Se le ha objetado a la introducción del mecanismo de las cuotas y al establecimiento de la paridad el desactivar el criterio del mérito que, justamente, instituyó en sus orígenes el acceso a la ciudadanía frente a las determinaciones adscriptivas. Sin embargo, analistas del capitalismo tardío tan solventes como Claus Offe han argumentado que se producen en su seno ciertos cambios de carácter organizativo y técnico que hacen cada vez más difícil, si no imposible, evaluar el logro individual. En unas cadenas sumamente complejas de trabajo es muy difícil aislar la variable mérito: mucha gente se encuentra en niveles de logro prácticamente indiscernibles.
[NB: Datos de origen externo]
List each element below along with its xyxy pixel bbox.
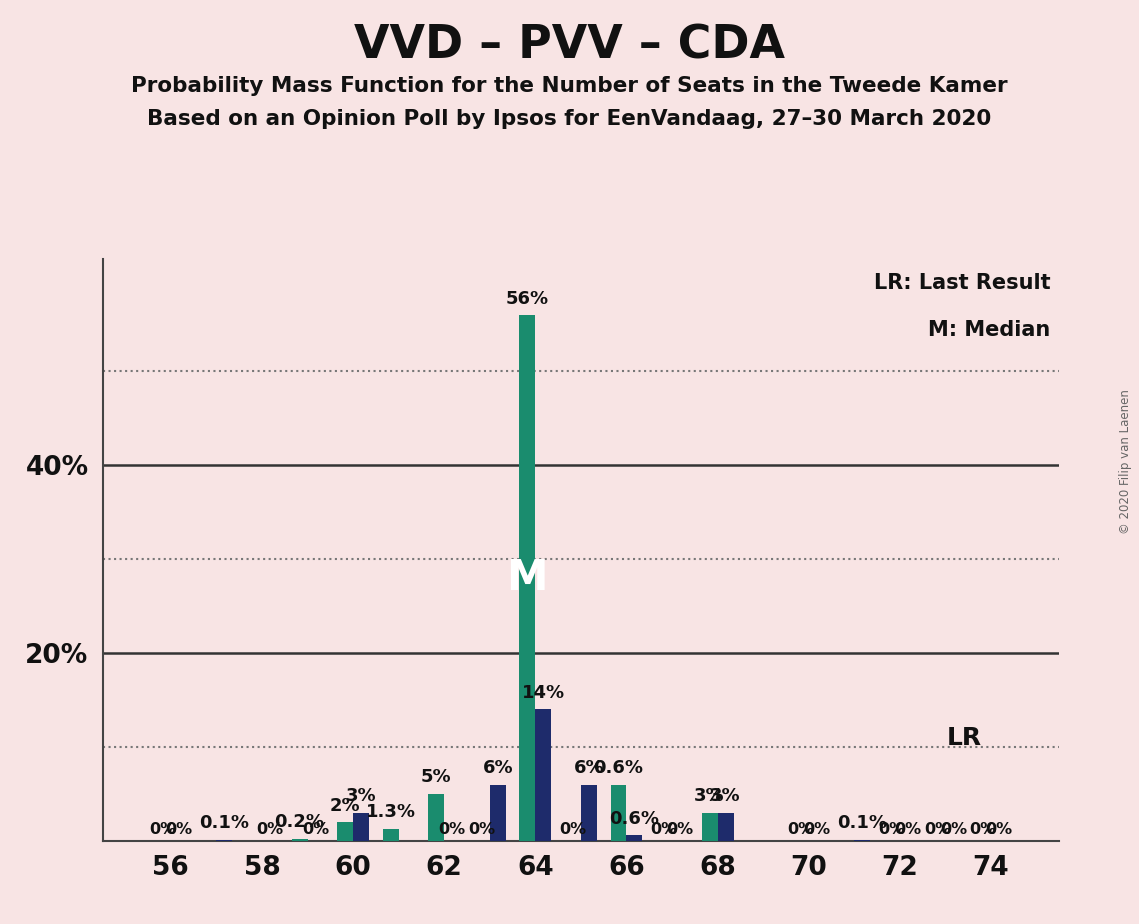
Bar: [702, 813, 718, 841]
Text: 0.2%: 0.2%: [274, 813, 325, 832]
Text: 0.1%: 0.1%: [199, 814, 249, 833]
Text: 6%: 6%: [574, 759, 604, 777]
Bar: [535, 710, 551, 841]
Text: 0%: 0%: [940, 822, 967, 837]
Text: Probability Mass Function for the Number of Seats in the Tweede Kamer: Probability Mass Function for the Number…: [131, 76, 1008, 96]
Text: 0%: 0%: [439, 822, 466, 837]
Text: 3%: 3%: [711, 787, 740, 805]
Text: 0%: 0%: [787, 822, 814, 837]
Text: © 2020 Filip van Laenen: © 2020 Filip van Laenen: [1118, 390, 1132, 534]
Text: 0%: 0%: [559, 822, 587, 837]
Bar: [383, 829, 399, 841]
Bar: [216, 840, 232, 841]
Bar: [626, 835, 642, 841]
Text: 6%: 6%: [483, 759, 513, 777]
Bar: [490, 784, 506, 841]
Text: 0%: 0%: [878, 822, 906, 837]
Text: 2%: 2%: [330, 796, 360, 815]
Text: 0%: 0%: [666, 822, 694, 837]
Bar: [428, 794, 444, 841]
Bar: [337, 822, 353, 841]
Text: 3%: 3%: [346, 787, 376, 805]
Text: 5%: 5%: [421, 769, 451, 786]
Text: 0%: 0%: [803, 822, 830, 837]
Text: 0%: 0%: [985, 822, 1013, 837]
Bar: [353, 813, 369, 841]
Text: 56%: 56%: [506, 289, 549, 308]
Text: 0%: 0%: [468, 822, 495, 837]
Text: VVD – PVV – CDA: VVD – PVV – CDA: [354, 23, 785, 68]
Bar: [611, 784, 626, 841]
Text: 0%: 0%: [165, 822, 192, 837]
Text: Based on an Opinion Poll by Ipsos for EenVandaag, 27–30 March 2020: Based on an Opinion Poll by Ipsos for Ee…: [147, 109, 992, 129]
Text: 0%: 0%: [650, 822, 678, 837]
Bar: [581, 784, 597, 841]
Text: M: Median: M: Median: [928, 320, 1050, 340]
Text: 0%: 0%: [256, 822, 284, 837]
Text: 0%: 0%: [969, 822, 997, 837]
Bar: [718, 813, 734, 841]
Bar: [519, 315, 535, 841]
Text: 3%: 3%: [695, 787, 724, 805]
Text: 1.3%: 1.3%: [366, 803, 416, 821]
Text: LR: Last Result: LR: Last Result: [874, 273, 1050, 293]
Text: 0%: 0%: [924, 822, 951, 837]
Text: 0%: 0%: [302, 822, 329, 837]
Text: 14%: 14%: [522, 684, 565, 702]
Text: 0.1%: 0.1%: [837, 814, 887, 833]
Text: 0%: 0%: [894, 822, 921, 837]
Text: 0%: 0%: [149, 822, 177, 837]
Bar: [854, 840, 870, 841]
Bar: [292, 839, 308, 841]
Text: 0.6%: 0.6%: [593, 759, 644, 777]
Text: 0.6%: 0.6%: [609, 809, 659, 828]
Text: M: M: [507, 557, 548, 599]
Text: LR: LR: [947, 725, 982, 749]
No obstante, de acuerdo con Offe, el principio del logro sigue funcionando a título de principio legitimador. En estas condiciones, de acuerdo con Offe, el principio en cuestión se cumplimentará simbólicamente. En este contexto, "simbólicamente" significa por criterios de adscripción que tienen menos que ver con el mérito del individuo que con lo que él llamaba "habilidades extrafuncionales". Estas habilidades hacen referencia a disponibilidades incondicionales de tiempo requeridas no tanto por el trabajo en sí como por el cultivo de relaciones con quienes están en determinadas posiciones estratégicas de cara a la promoción; demostración de lealtades e identificación, aceptación de las relaciones de poder en la organización, capacidad de autorrepresentación como deseo de éxito, además de las categoría "naturales" de sexo, raza y vínculos institucionales de toda índole. Cada institución tiene a esos efectos sus propios criterios adscriptivos que operan como mecanismos selectivos, lo que determina que las oportunidades de promoción dominantes funcionan más bien bajo la forma de adscripciones de grupo que sobre la base de la evaluación del individuo. Es evidente que las mujeres estamos en desventaja en lo concerniente a las "habilidades extrafuncionales". Por ello, necesitamos que se nos visibilice como grupo así como crear entre nosotros pactos y redes para contrarrestar lo que de otro modo, dejado a su tendencia "natural", derivaría en una degradación de la política en mafia masculina. Se vuelve así justo y necesario para la legitimación democrática que las mujeres rompamos lo que ha dado en llamarse "el techo de cristal".



Hasta aquí, nuestro amplio resumen del texto de Celia Amorós sobre el feminismo, que nos ha parecido del máximo interés y sumamente esclarecedor sobre el tema.